ETF.com: Wow. It's astounding to realize how much more volume SPY trades than even some of its constituents. SPY even trades more in volume than Apple (AAPL), day-to-day.
Bartolini: Yes. It trades more than the entire GDP of Japan, and more than every single Dow Jones index stock combined. Essentially, you have to go down to the 92nd company in the S&P 500 ranked by market cap before you surpass SPY's trading volume, meaning that the top 92 combined trade less than SPY does.
ETF.com: So how big a trade would you need before you actually moved the market in SPY?
Bartolini: It would require a trade of gargantuan size, one that we have never seen before and will likely never, ever see. In October, when the U.S. equity market sold off, equities traded something in the neighborhood of $300 billion. But ETFs [accounted for] only around 3.5% of underlying stock volume.

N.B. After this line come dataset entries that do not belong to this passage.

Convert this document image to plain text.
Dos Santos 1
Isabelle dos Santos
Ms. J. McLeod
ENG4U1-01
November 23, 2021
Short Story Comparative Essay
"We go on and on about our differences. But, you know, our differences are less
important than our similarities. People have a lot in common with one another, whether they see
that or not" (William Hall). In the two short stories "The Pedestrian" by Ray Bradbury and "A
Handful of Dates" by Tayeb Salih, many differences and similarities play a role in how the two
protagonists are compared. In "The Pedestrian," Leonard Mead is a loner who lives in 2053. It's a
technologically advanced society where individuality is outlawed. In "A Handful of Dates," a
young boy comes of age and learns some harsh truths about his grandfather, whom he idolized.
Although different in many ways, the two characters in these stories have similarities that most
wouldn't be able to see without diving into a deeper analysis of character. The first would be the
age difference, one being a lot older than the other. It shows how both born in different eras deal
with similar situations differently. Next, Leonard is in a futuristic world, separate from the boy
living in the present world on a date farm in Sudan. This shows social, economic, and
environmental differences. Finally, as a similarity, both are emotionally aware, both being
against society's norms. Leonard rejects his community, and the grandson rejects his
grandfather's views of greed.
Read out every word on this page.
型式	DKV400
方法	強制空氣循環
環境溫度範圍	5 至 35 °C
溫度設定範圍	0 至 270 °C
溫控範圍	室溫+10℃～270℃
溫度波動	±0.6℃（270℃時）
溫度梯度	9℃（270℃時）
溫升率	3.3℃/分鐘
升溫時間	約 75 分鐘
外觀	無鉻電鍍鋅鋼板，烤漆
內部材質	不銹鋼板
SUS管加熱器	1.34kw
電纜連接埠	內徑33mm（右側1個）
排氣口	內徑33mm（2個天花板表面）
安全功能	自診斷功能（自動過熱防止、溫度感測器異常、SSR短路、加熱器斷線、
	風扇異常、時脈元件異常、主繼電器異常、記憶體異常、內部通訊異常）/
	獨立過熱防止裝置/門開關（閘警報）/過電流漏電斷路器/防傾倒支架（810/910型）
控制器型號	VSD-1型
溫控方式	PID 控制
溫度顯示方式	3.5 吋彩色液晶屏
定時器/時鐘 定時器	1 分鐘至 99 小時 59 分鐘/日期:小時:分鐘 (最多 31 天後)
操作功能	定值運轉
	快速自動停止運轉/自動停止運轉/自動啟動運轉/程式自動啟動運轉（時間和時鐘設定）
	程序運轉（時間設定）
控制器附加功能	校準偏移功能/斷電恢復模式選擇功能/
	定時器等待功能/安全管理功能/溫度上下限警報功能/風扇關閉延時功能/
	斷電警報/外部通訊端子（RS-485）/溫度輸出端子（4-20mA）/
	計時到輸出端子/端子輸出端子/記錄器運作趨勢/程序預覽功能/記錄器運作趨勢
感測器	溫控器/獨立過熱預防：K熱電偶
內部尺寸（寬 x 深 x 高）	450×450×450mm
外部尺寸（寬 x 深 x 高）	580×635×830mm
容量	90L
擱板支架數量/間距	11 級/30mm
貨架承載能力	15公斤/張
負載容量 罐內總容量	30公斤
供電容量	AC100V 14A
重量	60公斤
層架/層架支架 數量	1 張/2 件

So it’s a big pool of liquidity out there in the single-stock space. For SPY to move the market would be, in my experience, impossible.
ETF.com: What do you think most investors really just don't understand about ETF liquidity?
Bartolini: Three things. The first is understanding what we mean by "liquidity." For example, a lot of peple look at average shares traded, because that's how you look at single stocks; like, Exxon (XOM) traded 50,000 shares, etc. In ETF land, though, you really want to focus on the dollar volume.
ETF.com: Why is that?
Bartolini: Because creation-unit size is different, and stock price is vastly different between a lot of these instruments that seemingly trade on the same type of security. You can have a U.S. equity fund with a $5 share price and one with a $300 share price.
You also need to think of that dollar-trading volume in relation to the rest of the ETF industry. A fund like the SPDR S&P Retail ETF (XRT) has a sizable amount of liquidity; it trades $300 million a day. Pretty good.
But that $300 million is 87% of its assets. So XRT can be a $1 billion fund one day, then a $300 million fund the next, because it's so heavily traded. Understanding those dynamics is important. XRT, while it may not trade as much as SPY, still has a strong liquidity profile. And it has basically 382% of its assets sold short right now, and 191% of its assets in options volume.
Those three things—high trading volume, options and short interest—are what really make a liquid product, even though its asset base may only be $300 million to $400 million.
ETF.com: Does ETF liquidity still matter if you're a smaller investor, with a smaller asset base who isn't trading as much?
Bartolini: It matters to everybody. Bid/ask spreads are paid by everybody. You might not trade quarterly, monthly or even annually, but you have to think about how important trading costs are to your overall portfolio implementation.
The last thing I'll say is how important liquidity is during times of volatility, especially when you're heavily trading a portfolio. Going for the product with the lowest expense ratio may not actually end up being the lowest-cost product.
We’re constantly hearing, "Well, in periods of volatility, I just won't trade." While that may be true in most instances, there are some periods, like in the fourth quarter, where I'm hard-pressed to think no one was rebalancing their portfolios heading into year-end. Having the ability to tap into something extremely liquid, with consistency during periods of volatility—but also tranquility—can be additive to the portfolio construction process.